Facing 2023, a year in which a marked slowdown in the global and local economy is expected, an indicator that has come to light again is the lipstick index, a theory coined by the American economist Leonard Lauder at the turn of the century, who argues that Lipstick sales tend to rise in tough economic periods.
“Fashion can be seen as a market, which reacts to prices, and luxury goods can be thought of that in times of crisis may behave differently”, explains María de Pilar López, economist and historian and professor at the Universidad de los Andes. However, she clarifies that these types of studies may not have broad academic support.
López refers that a series of variables must be looked at, such asor the prices, the type of product and the association to stationary cycles.

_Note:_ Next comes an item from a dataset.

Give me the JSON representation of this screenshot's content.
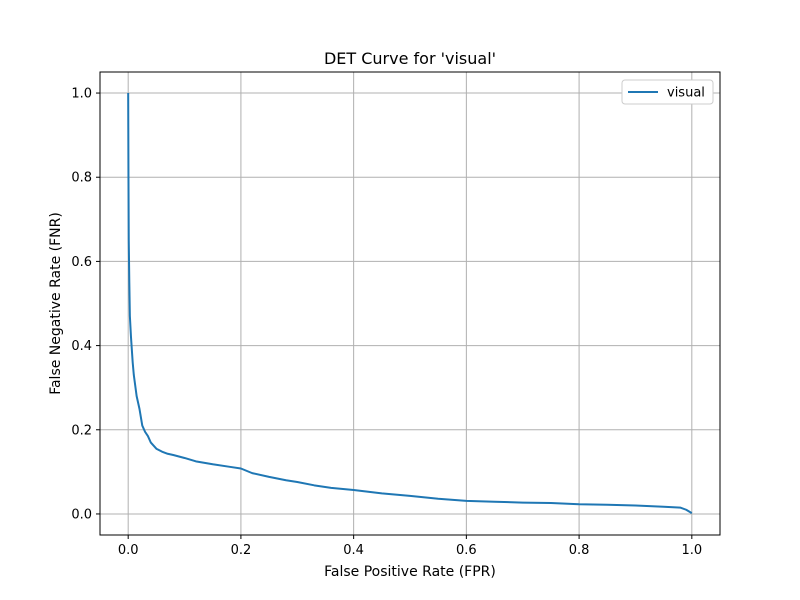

According to the Grand View Research report, Globally, the cosmetics industry moved more than US$254,000 million in 2021and by 2028 it is expected to increase to US$363 billion.
The economist Andrés Langebaek explains that in times of crisis it is possible see a shift in preferences towards lower volume productsfor an intention of austerity.
“In situations like Colombia, where inflation is high and growth is going to be lower, there are some trends that can be seen, such as products arriving in smaller packages.“, He says.
There are many doubts about the certainty of these theories. However, some companies view their businesses optimistically in a year of crisis. Claudia Piedrahita, CEO for Colombia of the Brazilian cosmetics brand Ruby Rose, assures that the projections are good, after billing around $16.5 billion last year in the country.
“By the end of 2023 we hope to have more franchises, increase our participation in catalog sales, innovate with new credit purchase models, create physical experience centers since we have been a solely digital brand,” he mentions.
Now, another old-fashioned indicator in fashion economics is the hemline index, which suggests that the length of skirts and dresses rises or falls hand in hand with stock prices.
The economist George Taylor established in 1926 that in periods of economic boom the skirts could be shorter, as in the 1920s, and later in the 1960s, while in recession scenarios, such as the Great Depression in 1929, the length of these presses becomes longer.
This, according to Taylor, was related to the purchasing power of women, who in the face of thriving situations psummed up his ability to acquire a variety of stockingsor waxing, while in the face of the complexity of the crises his aesthetics were more modest.
“The way in which people consume is directly related to how they feel at the moment or to their context. From topics such as the selection of the color of the year or trends, everything is correlated with the economy”, assures Maite Cantero, Inexmoda research coordinator.
According to the expert, fears have a direct impact on the way we consume, which is why more or less is spent on certain products.
“Throughout history we have seen changes, as happened with the jean, a textile that was used for endowments and became the fashionable garment; or skirts, which in the 60s were directly related to body awareness, or Chanel, who interpreted and redesigned the post-war women’s wardrobe to be able to go to work. Fashion and the economy go hand in hand”, says Cantero.